At last, feeling that I made as sure as I could that the red-haired one must still be somewhere within the circuit, I started out again turning inward but then, exhausted, I laid down and fell asleep. When I awoke, it was predawn and I set out again, sniffing the ground as the long chilly lusterless daylight seeped into the sky pushing the night underground. Backwards and
forwards across the open slopes I sniffed and listened till finally I found it, the human scent. The first whiff led me to the food tent. This time I steered clear making a wide quiet circle. Many scents assailed my brain. Each one distinctly separate from the other. This is hopeless, I fumed. I had no idea what scent was hers among the other humans.
As dawn closed in, the rising sun brightening in the eastern sky, I ran to the all-but-bare woods of home.

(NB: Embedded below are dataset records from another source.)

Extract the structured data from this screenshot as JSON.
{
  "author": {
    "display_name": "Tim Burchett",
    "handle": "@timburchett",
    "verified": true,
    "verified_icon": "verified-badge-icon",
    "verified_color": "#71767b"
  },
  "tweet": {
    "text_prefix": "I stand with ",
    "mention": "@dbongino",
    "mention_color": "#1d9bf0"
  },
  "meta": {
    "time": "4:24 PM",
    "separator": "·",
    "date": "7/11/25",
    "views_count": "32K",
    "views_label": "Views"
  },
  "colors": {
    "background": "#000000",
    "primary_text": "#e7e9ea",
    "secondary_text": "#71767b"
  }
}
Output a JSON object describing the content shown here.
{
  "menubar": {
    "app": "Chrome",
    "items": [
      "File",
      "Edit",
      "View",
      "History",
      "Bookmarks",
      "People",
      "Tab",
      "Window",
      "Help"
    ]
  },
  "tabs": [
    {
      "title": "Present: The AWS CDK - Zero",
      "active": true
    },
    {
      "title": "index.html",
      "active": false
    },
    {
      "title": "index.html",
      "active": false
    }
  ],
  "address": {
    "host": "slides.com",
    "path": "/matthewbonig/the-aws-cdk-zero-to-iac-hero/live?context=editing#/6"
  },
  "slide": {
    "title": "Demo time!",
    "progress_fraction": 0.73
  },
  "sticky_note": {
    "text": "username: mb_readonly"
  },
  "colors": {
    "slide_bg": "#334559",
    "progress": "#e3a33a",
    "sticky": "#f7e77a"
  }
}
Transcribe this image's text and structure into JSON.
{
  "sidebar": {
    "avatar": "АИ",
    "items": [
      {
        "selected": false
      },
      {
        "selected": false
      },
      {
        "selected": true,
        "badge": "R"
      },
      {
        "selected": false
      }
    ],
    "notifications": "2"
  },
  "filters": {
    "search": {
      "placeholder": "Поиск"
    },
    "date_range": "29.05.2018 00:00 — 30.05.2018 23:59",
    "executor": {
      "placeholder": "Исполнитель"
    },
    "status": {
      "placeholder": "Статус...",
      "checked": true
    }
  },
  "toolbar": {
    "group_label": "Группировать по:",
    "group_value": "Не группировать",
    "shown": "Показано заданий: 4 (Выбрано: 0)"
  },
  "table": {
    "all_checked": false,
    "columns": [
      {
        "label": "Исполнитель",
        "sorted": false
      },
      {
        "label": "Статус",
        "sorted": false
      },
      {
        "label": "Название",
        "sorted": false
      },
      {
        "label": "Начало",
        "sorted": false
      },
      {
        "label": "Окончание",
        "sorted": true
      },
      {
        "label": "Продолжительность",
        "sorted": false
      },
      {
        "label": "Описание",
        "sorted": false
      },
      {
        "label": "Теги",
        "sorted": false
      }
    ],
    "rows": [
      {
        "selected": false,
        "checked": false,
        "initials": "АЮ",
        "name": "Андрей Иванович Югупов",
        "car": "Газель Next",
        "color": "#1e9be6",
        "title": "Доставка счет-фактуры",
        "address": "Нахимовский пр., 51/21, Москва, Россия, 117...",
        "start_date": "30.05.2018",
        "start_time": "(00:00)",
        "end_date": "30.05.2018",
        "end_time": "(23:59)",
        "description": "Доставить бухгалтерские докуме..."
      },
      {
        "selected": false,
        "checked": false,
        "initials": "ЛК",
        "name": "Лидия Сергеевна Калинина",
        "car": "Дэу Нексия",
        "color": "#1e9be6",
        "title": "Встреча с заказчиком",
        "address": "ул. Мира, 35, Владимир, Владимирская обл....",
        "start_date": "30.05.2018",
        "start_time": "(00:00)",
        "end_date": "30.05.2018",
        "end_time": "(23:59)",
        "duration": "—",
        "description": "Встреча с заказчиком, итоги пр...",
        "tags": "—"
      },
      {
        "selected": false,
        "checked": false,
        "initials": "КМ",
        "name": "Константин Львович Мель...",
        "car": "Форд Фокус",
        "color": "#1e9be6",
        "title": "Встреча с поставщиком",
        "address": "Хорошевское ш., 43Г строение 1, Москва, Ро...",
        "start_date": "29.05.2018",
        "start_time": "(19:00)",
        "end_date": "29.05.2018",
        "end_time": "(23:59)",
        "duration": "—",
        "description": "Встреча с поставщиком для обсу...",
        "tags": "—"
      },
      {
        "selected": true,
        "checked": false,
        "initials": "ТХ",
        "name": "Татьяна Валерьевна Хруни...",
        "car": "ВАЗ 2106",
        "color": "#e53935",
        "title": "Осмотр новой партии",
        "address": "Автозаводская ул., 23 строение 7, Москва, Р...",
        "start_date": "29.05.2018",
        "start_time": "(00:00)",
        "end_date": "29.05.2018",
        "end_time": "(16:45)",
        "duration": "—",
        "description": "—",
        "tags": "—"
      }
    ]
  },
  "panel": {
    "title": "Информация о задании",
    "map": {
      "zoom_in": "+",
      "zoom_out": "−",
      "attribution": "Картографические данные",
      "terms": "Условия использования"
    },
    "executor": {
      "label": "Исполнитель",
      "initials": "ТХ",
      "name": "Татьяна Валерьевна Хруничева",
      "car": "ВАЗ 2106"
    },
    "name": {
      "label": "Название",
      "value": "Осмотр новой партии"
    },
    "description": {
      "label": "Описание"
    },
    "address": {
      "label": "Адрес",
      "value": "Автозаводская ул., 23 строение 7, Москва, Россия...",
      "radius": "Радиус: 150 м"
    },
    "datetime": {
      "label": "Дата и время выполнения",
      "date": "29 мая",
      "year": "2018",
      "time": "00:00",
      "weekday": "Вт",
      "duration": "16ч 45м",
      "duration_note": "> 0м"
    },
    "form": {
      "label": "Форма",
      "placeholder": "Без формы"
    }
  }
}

When I reached the
entrance to our burrow, I threw up my head and barked loudly. The only response was the clattering of disturbed owls asleep in the trees and the echo of "Rowf! Rowf!"
I hesitated, thinking... There stands another large tree on the southern slope of this forest. They call it a dead place now, solitary, untenanted these man years, a shelter for the wandering denizen of China’s highlands. A roosting place for owls and the pitiless rabbit-blinding crows that frequent the area. And our secret sanctuary if our first home ever came under attack.